Visualizing Data: When, Why, and How Part 3: The Importance of Integrity: How Colour Choice Influences Interpretation (Article 2)
This article is part of a multi-part series on data visualization. Parts 1 and 2 focus on using data visualization throughout the data science workflow and determining when visualizing your data is an appropriate approach for communicating information. Part 3, The Importance of Integrity, focuses on factors that affect effective and honest communication of a data story. This is the second article of Part 3.
Colour is a critical factor affecting the viewer’s interpretation of a visualization. In this article, we will start with some background on colour theory, and then discuss two different aspects of colour usage that can drive this interpretation:
Colour is integral to the way that we perceive composition and pattern. The visual effects of different colours and colour combinations are the subject of the study of colour theory, the concepts of which can help explain why different visual compositions are more or less effective. These concepts, used to compose paintings, photographs, and other artwork, are just as relevant to the way that our eyes move through the two-dimensional compositions that data visualizations essentially are. Thus, in this section, we will explore how the elements of colour affect our interpretation of plotted data.
There are three elements of colour: hue, value, and intensity. Hue is what we think of as a colour – it is the colour name (“red”, “blue”, “green”), with no indication of lightness, darkness, saturation, etc. Hues can be demonstrated on a colour wheel, such as the one below:
Value is the lightness or darkness of a colour, and a high value or light value colour reflects more light and has greater brightness. For example, a pure yellow is higher value than a pure purple. The figure below shows a gradient of values.
Last, intensity is a colour’s saturation, or how different it is from gray. Pure colours are at their highest intensity, and lower intensity colours begin to look dirtier or dingier.
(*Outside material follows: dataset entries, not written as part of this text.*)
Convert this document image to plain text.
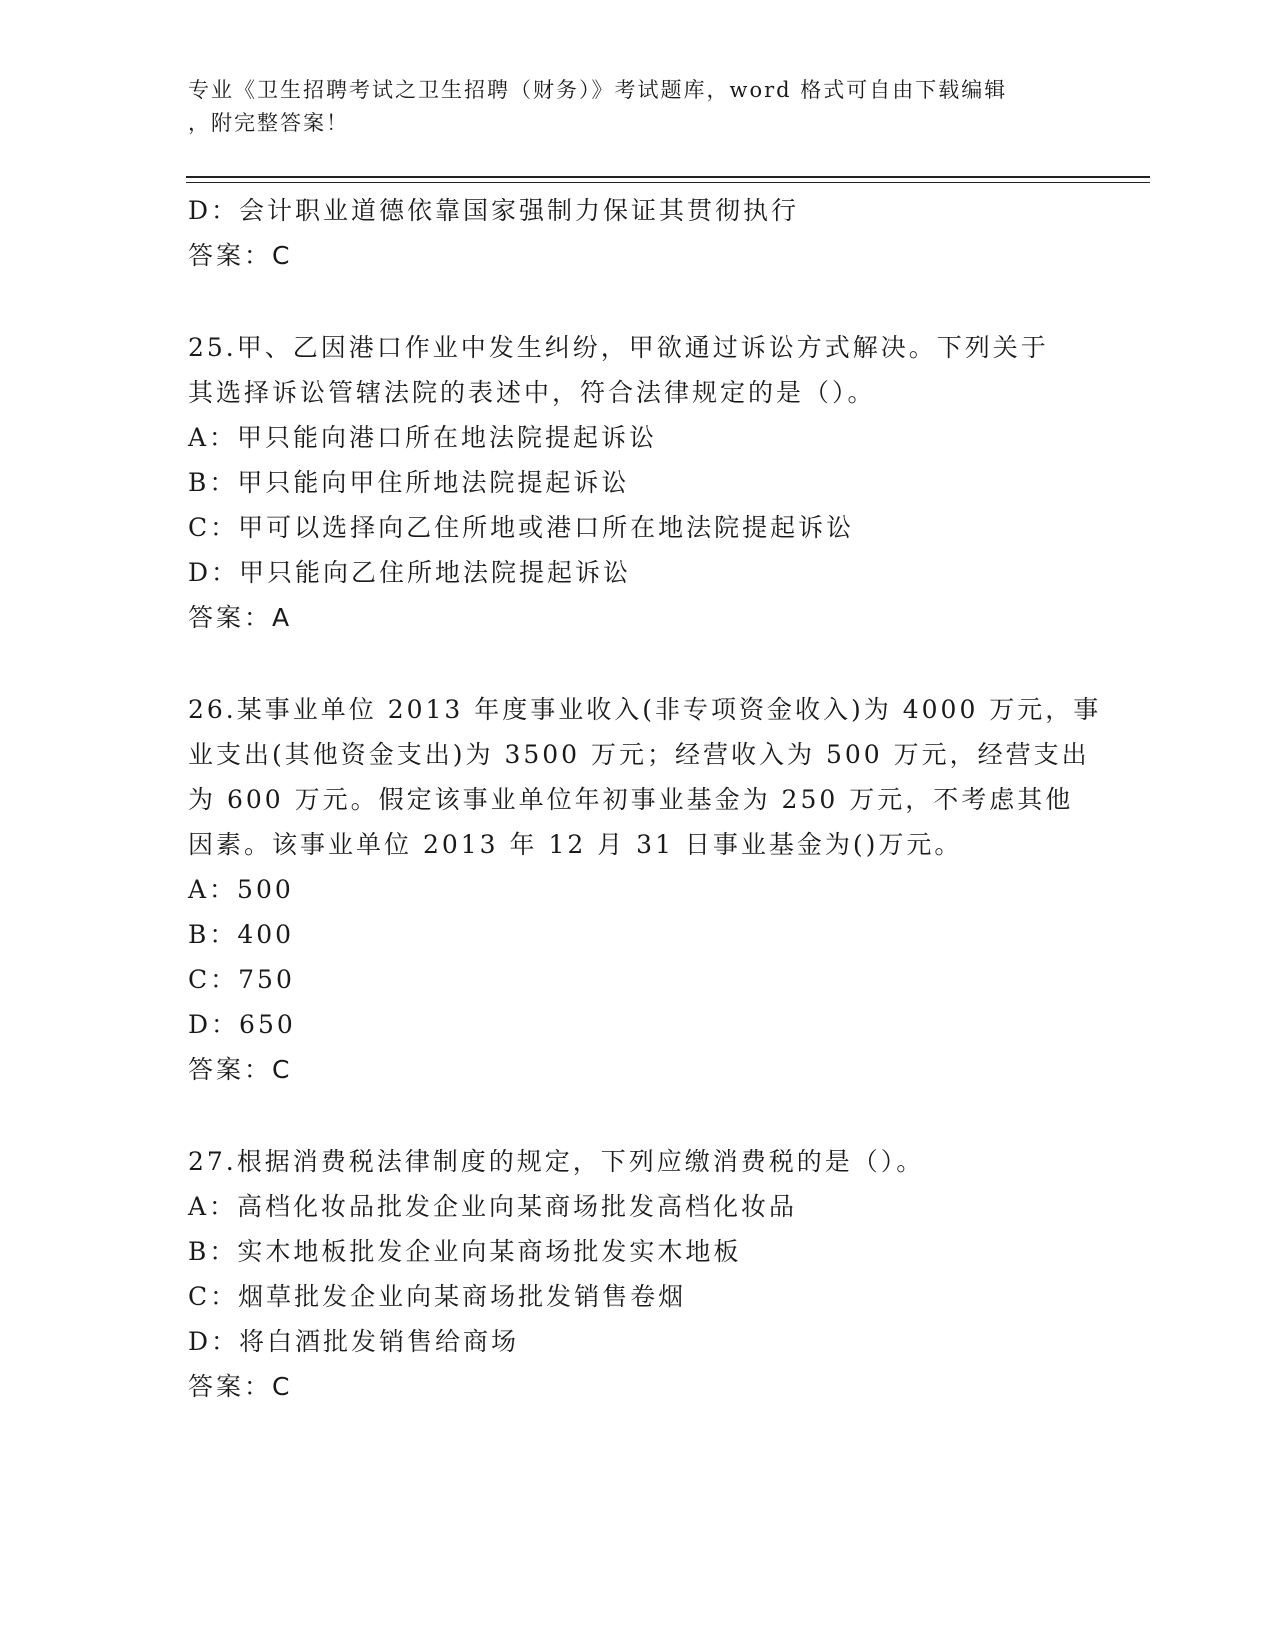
专业《卫生招聘考试之卫生招聘（财务）》考试题库，word 格式可自由下载编辑
，附完整答案！

D：会计职业道德依靠国家强制力保证其贯彻执行

答案：C

25.甲、乙因港口作业中发生纠纷，甲欲通过诉讼方式解决。下列关于

其选择诉讼管辖法院的表述中，符合法律规定的是（）。

A：甲只能向港口所在地法院提起诉讼

B：甲只能向甲住所地法院提起诉讼

C：甲可以选择向乙住所地或港口所在地法院提起诉讼

D：甲只能向乙住所地法院提起诉讼

答案：A

26.某事业单位 2013 年度事业收入(非专项资金收入)为 4000 万元，事

业支出(其他资金支出)为 3500 万元；经营收入为 500 万元，经营支出

为 600 万元。假定该事业单位年初事业基金为 250 万元，不考虑其他

因素。该事业单位 2013 年 12 月 31 日事业基金为()万元。

A：500

B：400

C：750

D：650

答案：C

27.根据消费税法律制度的规定，下列应缴消费税的是（）。

A：高档化妆品批发企业向某商场批发高档化妆品

B：实木地板批发企业向某商场批发实木地板

C：烟草批发企业向某商场批发销售卷烟

D：将白酒批发销售给商场

答案：C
The figure below shows a gradient of intensities for turquoise.
Some hues, like red, will carry weight even when present in a small amount. In a two-dimensional composition, an artist might use this effect to intentionally draw the eye of the viewer, or consider balancing a red element with other heavy elements, such as a complex design, larger regions of lower intense colours, or small regions of other intense colours. For example, consider the painting below, by Edgar Degas.
In the Degas painting above, the composition and use of colour work together to focus the viewer’s eye on the dancer in the red shawl at the front (bottom) left, and to move attention between this dancer and the small patch of orange on the dancer’s skirt in the back (top) right.
We will see shortly that colour has a similar effect on the viewer’s attention in a data visualization, in that red points or lines will draw the attention of the viewer, even if they make up a small part of an overall trend or group of data. Areas of high intensity can also act to steal the show, even when small, capturing the viewer’s eye. The third element of colour, value, can have as strong an effect, with areas of similar values defining the viewer’s path through a visualization.
These elements are inextricable from your colour choices, and may act to enhance or undermine accurate interpretation of data. Be aware of their effects so that you can communicate honestly!
Colour will affect the way your eyes move through a data visualization just as much as they would with a two-dimensional artistic composition. It’s helpful to be aware of these concepts so that you understand how they will affect interpretation, whether your own or the viewers of your visualizations.
The figures below demonstrate how these elements of colour can influence the way that they draw your attention. What do you notice about the trends in each plot?
All four plots show the same data, despite the fact that the importance of different trends may look different in each plot. Groups 1 and 2 are randomly normally distributed over the two variables – there is no relationship between the variables for these groups. However, Group 3 has a parabolic relationship between the two variables, and Group 4 has a linear relationship.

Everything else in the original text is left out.